Antibody-based cancer therapy

Abstract

Over the past 25 years, antibody therapeutics have emerged as clinically and commercially successful pharmaceuticals, rapidly approaching 100 Food and Drug Administration approvals with combined annual global sales exceeding $100 billion. Nearly half of the marketed antibody therapeutics are used in oncology. These antibody-based cancer therapies can be broken down into three categories based on their different mechanisms of action, i.e., (i) natural properties, (ii) engagement of cytotoxic T cells, and (iii) delivery of cytotoxic payloads. Both natural and engineered properties of the antibody molecule are founded on its highly stable and modular architecture. In this review we provide an overview and outlook of the rapidly evolving landscape of antibody-based cancer therapy.

Figure 1.. Structural and functional modularity of the antibody molecule.

Two-dimensional (A) and three-dimensional (B) depictions of the light and heavy chain assembly of the IgG1 molecule. The Y-shaped IgG1 format is composed of two Fab arms linked through the Fc stem and consists of a total of twelve Ig domains organized into two light chains (white) and two heavy chains (gray) that are connected by a total of four interchain disulfide bridges (S-S). The four N-termini and four C-termini are indicated as N and C, respectively. The N-terminal four Ig domains are known as the variable domains; V_L for the light chain and V_H for the heavy chain, each consisting of three CDRs depicted as smaller rectangles or ovals. Together, V_L and V_H and their six CDRs form the Fv that harbors the unique paratope that binds a distinct antigen with high affinity and specificity. (C) The antibody-antigen interaction is defined by complementary shapes and charges of paratope (on the antibody) and epitope (on the antigen), shown here in a co-crystal structure determined by X-ray crystallography at 1.4-Å resolution (PDB: 6OSV) [54]. The interaction of paratope (left) and epitope (right) typically involves a large buried surface area, which was determined to be 720-Ų in this example. (D) The Fc stem is formed by the two C-terminal constant domains of the heavy chain (C_H2 and C_H3) and mediates the prolonged circulatory half-life of the IgG1 molecule through interaction with FcRn and its various effector functions (CDC, ADCC, and ADCP) through interactions with complement component C1q as well as NK cells, macrophages, and other FcγR-expressing myeloid and lymphoid cells. In cancer therapy, the natural effector functions are triggered upon arrayed engagement of the mAb with cancer cell surface antigens.

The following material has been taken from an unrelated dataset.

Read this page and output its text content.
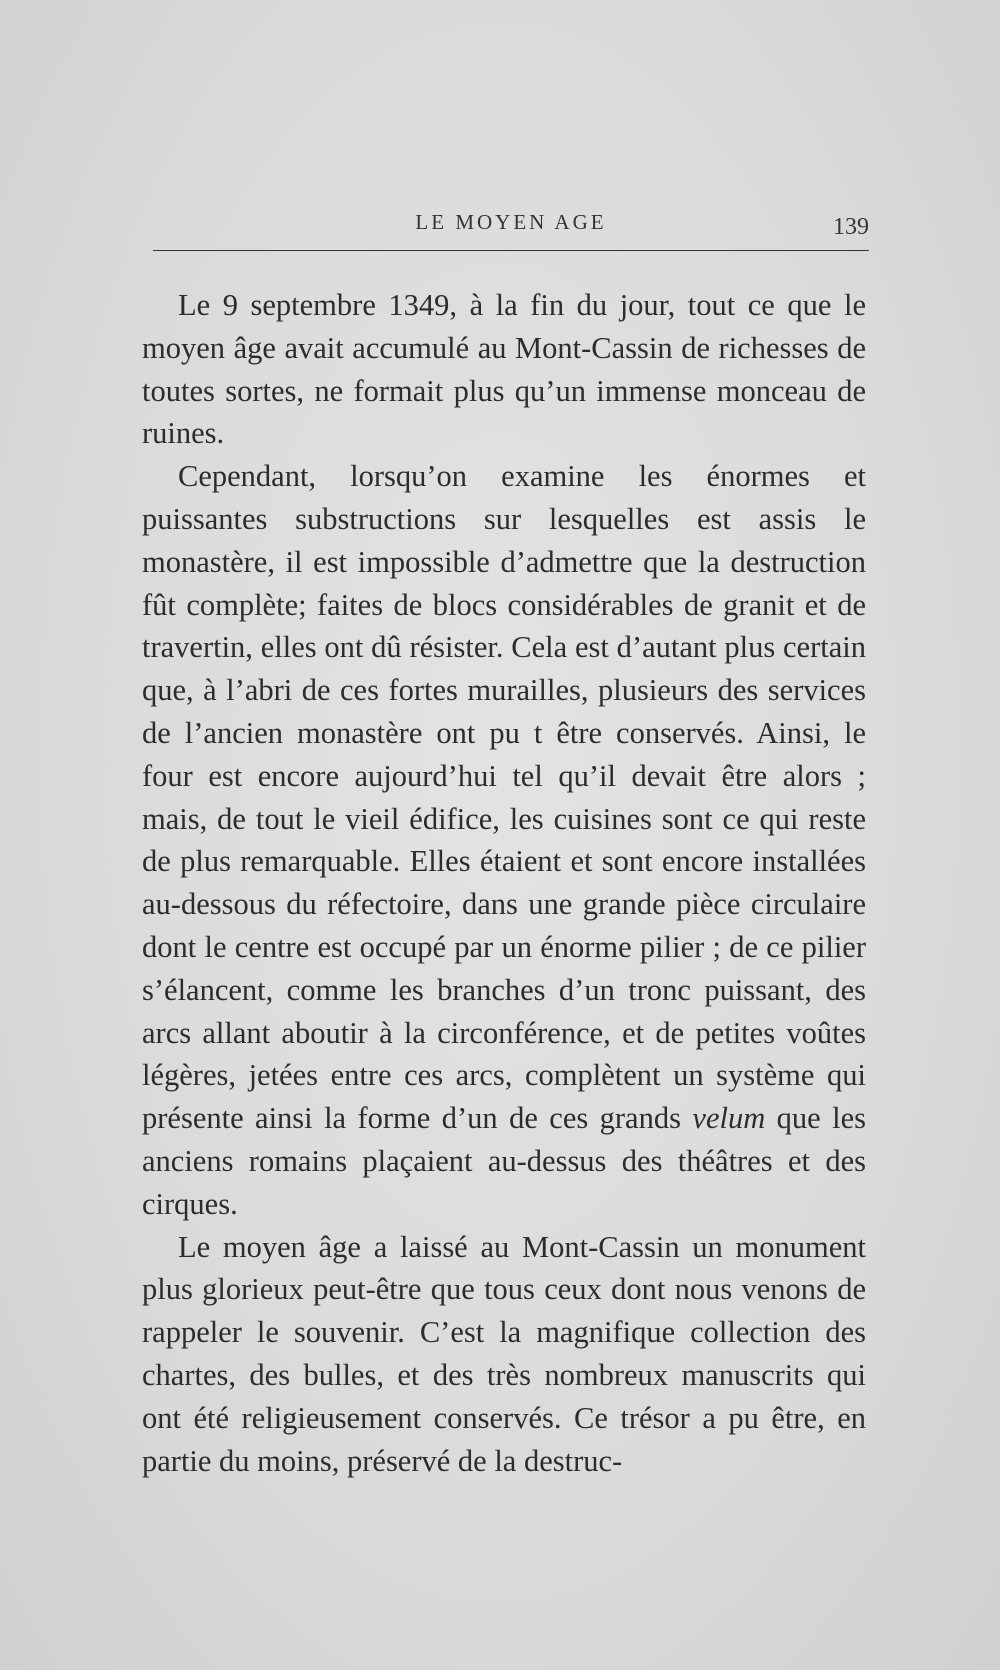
LE MOYEN AGE	139

Le 9 septembre 1349, à la fin du jour, tout ce que le moyen âge avait accumulé au Mont-Cassin de richesses de toutes sortes, ne formait plus qu’un immense monceau de ruines.

Cependant, lorsqu’on examine les énormes et puissantes substructions sur lesquelles est assis le monastère, il est impossible d’admettre que la destruction fût complète; faites de blocs considérables de granit et de travertin, elles ont dû résister. Cela est d’autant plus certain que, à l’abri de ces fortes murailles, plusieurs des services de l’ancien monastère ont pu t être conservés. Ainsi, le four est encore aujourd’hui tel qu’il devait être alors ; mais, de tout le vieil édifice, les cuisines sont ce qui reste de plus remarquable. Elles étaient et sont encore installées au-dessous du réfectoire, dans une grande pièce circulaire dont le centre est occupé par un énorme pilier ; de ce pilier s’élancent, comme les branches d’un tronc puissant, des arcs allant aboutir à la circonférence, et de petites voûtes légères, jetées entre ces arcs, complètent un système qui présente ainsi la forme d’un de ces grands velum que les anciens romains plaçaient au-dessus des théâtres et des cirques.

Le moyen âge a laissé au Mont-Cassin un monument plus glorieux peut-être que tous ceux dont nous venons de rappeler le souvenir. C’est la magnifique collection des chartes, des bulles, et des très nombreux manuscrits qui ont été religieusement conservés. Ce trésor a pu être, en partie du moins, préservé de la destruc-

Figure 2.. Structural and functional diversity of FDA-approved T-cell engaging antibodies.

T-cell engaging antibodies, which fall into the category of IO drugs, can have numerous different structures and functions. Shown here are the 13 FDA-approved and marketed antibody-based cancer therapies that directly interface with T cells in one of four principal ways, including as T-biAbs (upper left), CAR-Ts (lower left), or ICIs that target inhibitory receptors on T cells (right) or their ligands on cancer cells (middle) and APCs in the TME (not shown).

Figure 3.. Composition of FDA-approved ADCs.

The top row shows first-generation heterogeneous ADCs targeting CD30, CD79B, and NECTIN4, respectively, in which the drug is stochastically linked to reduced cysteine residues in the hinge region using a thiosuccinimide, a caproyl spacer, an enzymatically cleavable unit (a valine-citrulline dipeptide fused to a para-aminobenzylcarbamate), followed by the cytotoxic payload which is monomethylauristatin E (MMAE), a subnanomolar inhibitor of tubulin polymerization. The mean DAR is approximately 4, ranging from 0 to 8. The second row shows another auristatin-based and stochastically assembled ADC that targets BCMA and links monomethylauristatin F (MMAF) through a non-cleavable linker to hinge cysteine residues. Recently, the first homogeneous ADCs shown in the third and fourth row received FDA approval. They target HER2 and TROP2, respectively, and use the same thiosuccinimide connector to hinge cysteine residues but rather than doing this stochastically, all eight cysteines are involved. This requires the use of more hydrophilic linkers but, due to their high DAR, also affords slightly less cytotoxic payloads, which are two different camptothecin derivatives that inhibit topoisomerase I. The bottom row shows the three first-generation ADCs that target HER2, CD22, and CD33, respectively, and use surface lysine residues for drug attachment. With 80–90 of these in the average antibody molecule, the location and distribution is even more stochastic. Cytotoxic payloads include tubulin polymerization inhibitor maytansine linked through a non-cleavable linker (left) and the DNA damaging calicheamicin linked through a hydrazone-disulfide linker that gets cleaved in acidic or reducing conditions (right).